Necktie Vertical Garden
Inspired by Flora Grubb Gardens‘ Event Series
During the workshop, nursery Merchandising Manager, Jim Kumiega, emphasized that when it comes to urban living, utilizing space efficiently is a must. These vertical gardens are ideal for small spaces, where wall space provides prime, planting real estate. Jim suggests using vertical-loving plants like succulents, vines, or epiphytes, including bromeliads, ferns, and rhipsalis. You can also substitute other fabrics you have lying around for the felt, as long as it’s a breathable material. However, felt’s thick texture is ideal for roots to grasp onto.
Pieces of flair (buttons, pins, brooches, cuff links, etc.)
Plants (preferably succulents, since they need little water)
1. Lay out the ties you’d like to pair together along metal hanger, and vary their lengths to give your hanging garden a undone look. You can either knot the ties around the wire hanger, or simply fold them over hanger’s bottom bar.
2. Fold end of tie downward a few inches from its tip, and use scissors to pinch and cut slit. You only want to cut the outermost layer, so you have a pouch for your plant. Repeat with all ties.

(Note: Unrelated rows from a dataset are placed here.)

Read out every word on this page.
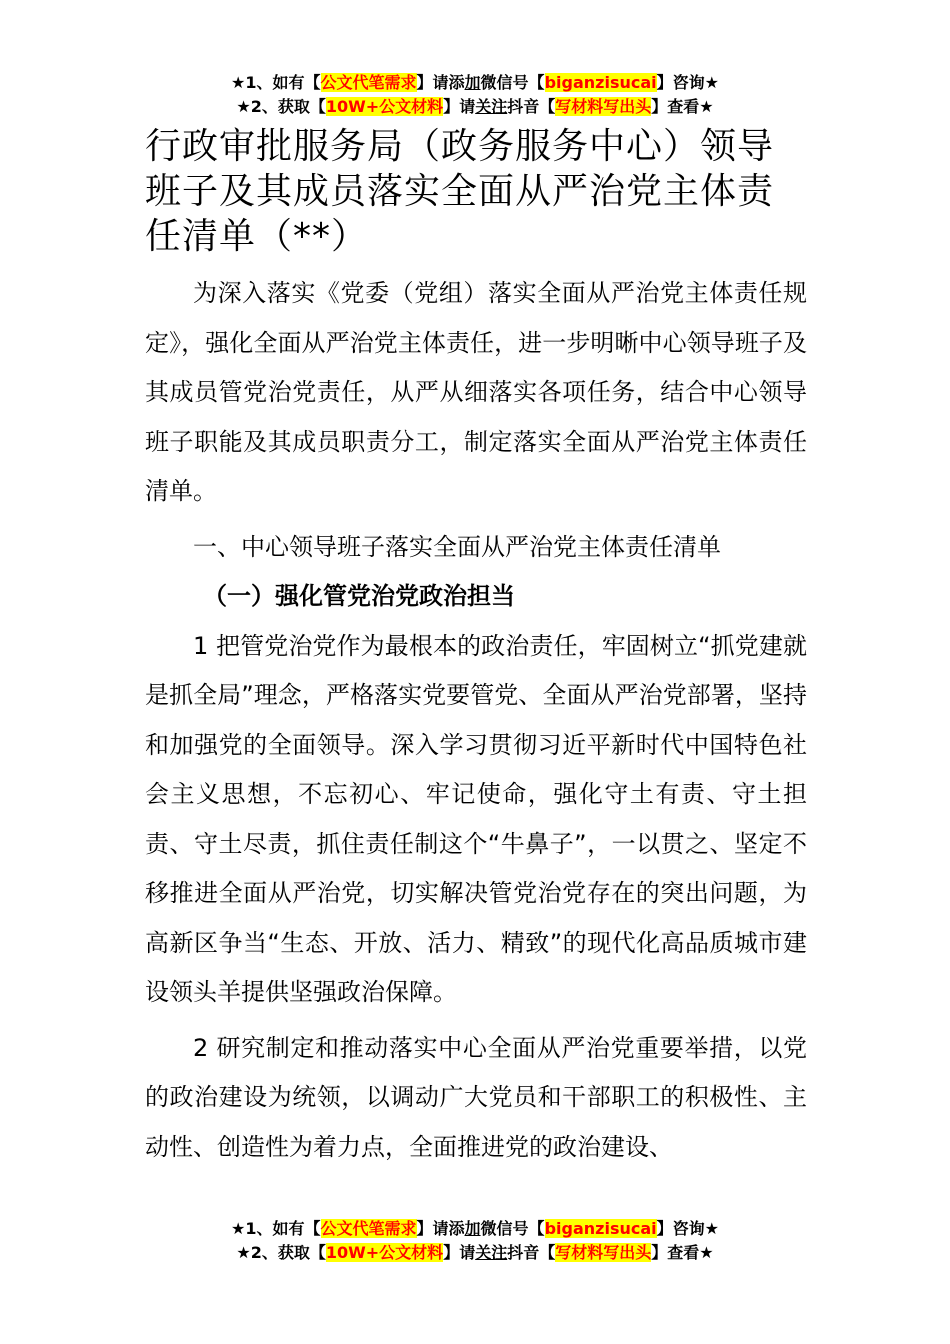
★1、如有【公文代笔需求】请添加微信号【biganzisucai】咨询★
★2、获取【10W+公文材料】请关注抖音【写材料写出头】查看★
行政审批服务局（政务服务中心）领导班子及其成员落实全面从严治党主体责任清单（**）

为深入落实《党委（党组）落实全面从严治党主体责任规定》，强化全面从严治党主体责任，进一步明晰中心领导班子及其成员管党治党责任，从严从细落实各项任务，结合中心领导班子职能及其成员职责分工，制定落实全面从严治党主体责任清单。

一、中心领导班子落实全面从严治党主体责任清单

（一）强化管党治党政治担当

1 把管党治党作为最根本的政治责任，牢固树立“抓党建就是抓全局”理念，严格落实党要管党、全面从严治党部署，坚持和加强党的全面领导。深入学习贯彻习近平新时代中国特色社会主义思想，不忘初心、牢记使命，强化守土有责、守土担责、守土尽责，抓住责任制这个“牛鼻子”，一以贯之、坚定不移推进全面从严治党，切实解决管党治党存在的突出问题，为高新区争当“生态、开放、活力、精致”的现代化高品质城市建设领头羊提供坚强政治保障。

2 研究制定和推动落实中心全面从严治党重要举措，以党的政治建设为统领，以调动广大党员和干部职工的积极性、主动性、创造性为着力点，全面推进党的政治建设、

★1、如有【公文代笔需求】请添加微信号【biganzisucai】咨询★
★2、获取【10W+公文材料】请关注抖音【写材料写出头】查看★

3. Fold felt square in half and line it up with the pointed tip of the tie. Cut triangular piece to fit. Use your best judgment with sizing, as you want to make sure you have enough room to fill the pocket with both loose soil and the plant.

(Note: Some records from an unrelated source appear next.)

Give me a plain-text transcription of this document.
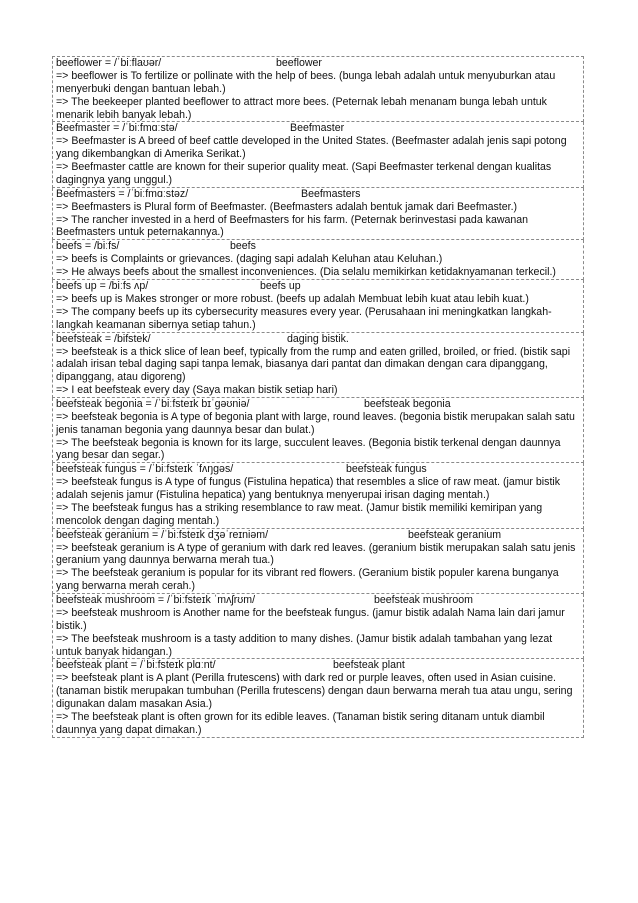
beeflower = /ˈbiːflaʊər/	beeflower
=> beeflower is To fertilize or pollinate with the help of bees. (bunga lebah adalah untuk menyuburkan atau menyerbuki dengan bantuan lebah.)
=> The beekeeper planted beeflower to attract more bees. (Peternak lebah menanam bunga lebah untuk menarik lebih banyak lebah.)
Beefmaster = /ˈbiːfmɑːstə/	Beefmaster
=> Beefmaster is A breed of beef cattle developed in the United States. (Beefmaster adalah jenis sapi potong yang dikembangkan di Amerika Serikat.)
=> Beefmaster cattle are known for their superior quality meat. (Sapi Beefmaster terkenal dengan kualitas dagingnya yang unggul.)
Beefmasters = /ˈbiːfmɑːstəz/	Beefmasters
=> Beefmasters is Plural form of Beefmaster. (Beefmasters adalah bentuk jamak dari Beefmaster.)
=> The rancher invested in a herd of Beefmasters for his farm. (Peternak berinvestasi pada kawanan Beefmasters untuk peternakannya.)
beefs = /biːfs/	beefs
=> beefs is Complaints or grievances. (daging sapi adalah Keluhan atau Keluhan.)
=> He always beefs about the smallest inconveniences. (Dia selalu memikirkan ketidaknyamanan terkecil.)
beefs up = /biːfs ʌp/	beefs up
=> beefs up is Makes stronger or more robust. (beefs up adalah Membuat lebih kuat atau lebih kuat.)
=> The company beefs up its cybersecurity measures every year. (Perusahaan ini meningkatkan langkah-langkah keamanan sibernya setiap tahun.)
beefsteak = /bifstek/	daging bistik.
=> beefsteak is a thick slice of lean beef, typically from the rump and eaten grilled, broiled, or fried. (bistik sapi adalah irisan tebal daging sapi tanpa lemak, biasanya dari pantat dan dimakan dengan cara dipanggang, dipanggang, atau digoreng)
=> I eat beefsteak every day (Saya makan bistik setiap hari)
beefsteak begonia = /ˈbiːfsteɪk bɪˈɡəʊniə/	beefsteak begonia
=> beefsteak begonia is A type of begonia plant with large, round leaves. (begonia bistik merupakan salah satu jenis tanaman begonia yang daunnya besar dan bulat.)
=> The beefsteak begonia is known for its large, succulent leaves. (Begonia bistik terkenal dengan daunnya yang besar dan segar.)
beefsteak fungus = /ˈbiːfsteɪk ˈfʌŋɡəs/	beefsteak fungus
=> beefsteak fungus is A type of fungus (Fistulina hepatica) that resembles a slice of raw meat. (jamur bistik adalah sejenis jamur (Fistulina hepatica) yang bentuknya menyerupai irisan daging mentah.)
=> The beefsteak fungus has a striking resemblance to raw meat. (Jamur bistik memiliki kemiripan yang mencolok dengan daging mentah.)
beefsteak geranium = /ˈbiːfsteɪk dʒəˈreɪniəm/	beefsteak geranium
=> beefsteak geranium is A type of geranium with dark red leaves. (geranium bistik merupakan salah satu jenis geranium yang daunnya berwarna merah tua.)
=> The beefsteak geranium is popular for its vibrant red flowers. (Geranium bistik populer karena bunganya yang berwarna merah cerah.)
beefsteak mushroom = /ˈbiːfsteɪk ˈmʌʃrʊm/	beefsteak mushroom
=> beefsteak mushroom is Another name for the beefsteak fungus. (jamur bistik adalah Nama lain dari jamur bistik.)
=> The beefsteak mushroom is a tasty addition to many dishes. (Jamur bistik adalah tambahan yang lezat untuk banyak hidangan.)
beefsteak plant = /ˈbiːfsteɪk plɑːnt/	beefsteak plant
=> beefsteak plant is A plant (Perilla frutescens) with dark red or purple leaves, often used in Asian cuisine. (tanaman bistik merupakan tumbuhan (Perilla frutescens) dengan daun berwarna merah tua atau ungu, sering digunakan dalam masakan Asia.)
=> The beefsteak plant is often grown for its edible leaves. (Tanaman bistik sering ditanam untuk diambil daunnya yang dapat dimakan.)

4. Once felt is cut, use needle and thread to sew bottom and sides of pocket together, allowing its top to remain open for filling. Repeat as needed so you have one pocket per tie.
5. Insert pointed bottom of felt pocket into corner of plastic bag. Cut bag to size around pocket.

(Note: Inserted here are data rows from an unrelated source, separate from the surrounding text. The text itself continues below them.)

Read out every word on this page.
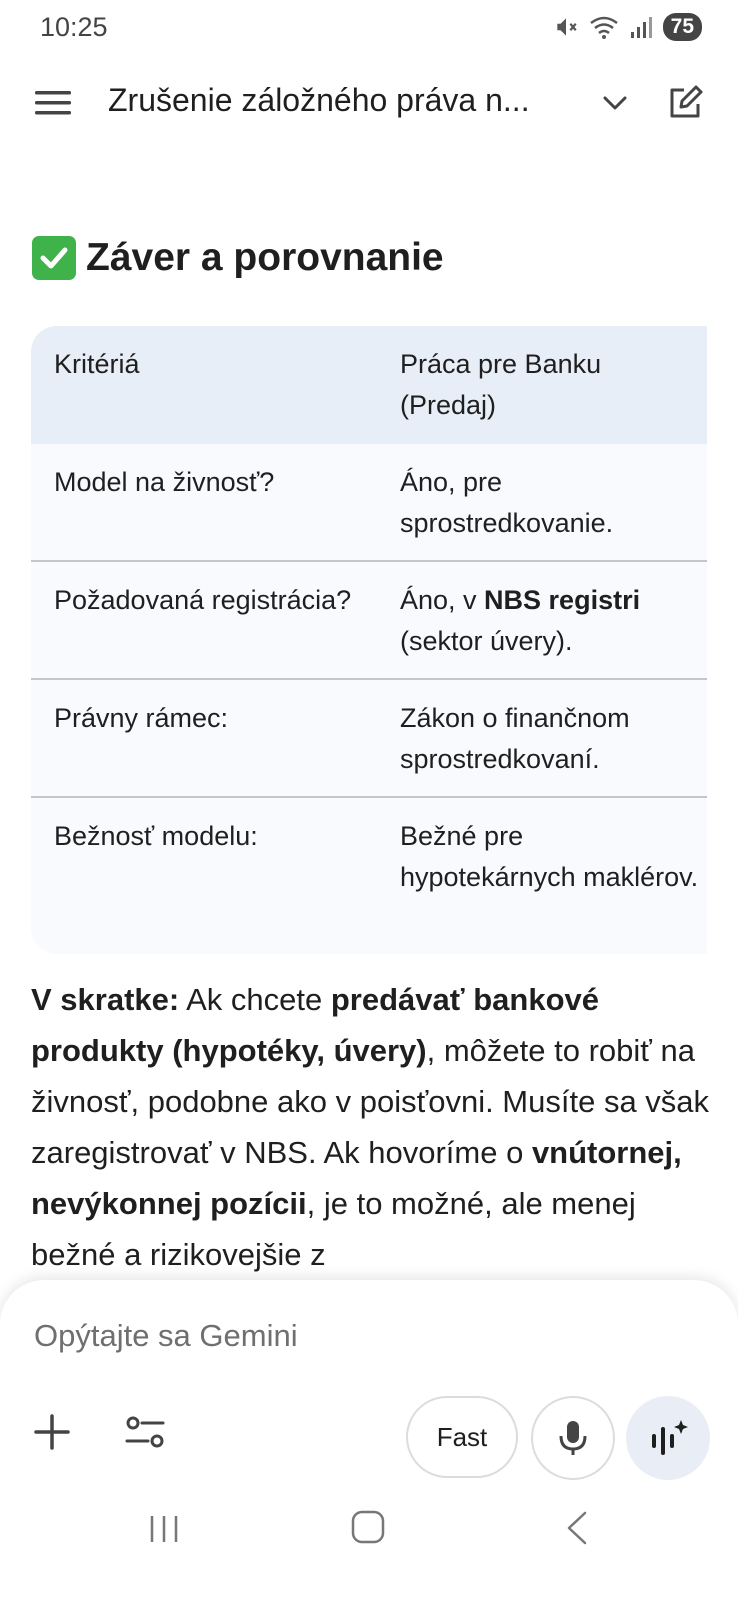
10:25	75
Zrušenie záložného práva n...
Záver a porovnanie
Kritériá	Práca pre Banku (Predaj)
Model na živnosť?	Áno, pre sprostredkovanie.
Požadovaná registrácia?	Áno, v NBS registri (sektor úvery).
Právny rámec:	Zákon o finančnom sprostredkovaní.
Bežnosť modelu:	Bežné pre hypotekárnych maklérov.

V skratke: Ak chcete predávať bankové produkty (hypotéky, úvery), môžete to robiť na živnosť, podobne ako v poisťovni. Musíte sa však zaregistrovať v NBS. Ak hovoríme o vnútornej, nevýkonnej pozícii, je to možné, ale menej bežné a rizikovejšie z

Opýtajte sa Gemini
Fast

6. Secure the plastic and felt pocket in place with several stitches. Then, fill pocket with soil, and add the small plant, pushing it firmly into place within the pocket. Pack in additional soil if needed, but try not to reach the top rim of the pocket.
7. Slip planter pocket into end of tie, and secure plant upright by pinning or buttoning together tie’s fabric on either side of the slit. This will hold your plant in place.
Seven steps to succulent success! On Father’s Day, hang your vertical garden in a sunny spot to surprise the pops (acceptable hanging places include anywhere but his closet).
crafts, decor tips, diy, father's day
love love love it
So adorable. I would never have thought of this!
So brilliant! I will have to make some soon!
Haha my dad would be confused but it’s a cute decoration idea! I’ve been obsessed with odd containers for plants recently so I’m definitely going to do this.
Same! My dad would be like “Um… thanks Eliza!” but he’d be thinking ‘What is this… a plant in a tie… hmmmm’ hahaha, I love it though!
This is so cute!!
Cool! I bet wide 70’s ties would work well for this!
i love this!!! will definitely try it!
Creative, but kind of weird…
I like it but it would be cuter if you took a dried out stick and used it instead of the hanger. It would look more earthy. And you could still hang it on the wall.
That sounds so creative! I’m going to try it that way. (:
Or An old vintage wooden hanger ( extended from my other comment)
I love that idea, Mackenzie! It would give it a more rustic feel, for sure.
OOOOOHHHH! I like your ideas! <3
so clever! i love it! i’ll be trying this soon 🙂
oh how brilliant is this? lovely too, i love the use of the hanger to hang them all together. thank you for sharing, i now need more ties!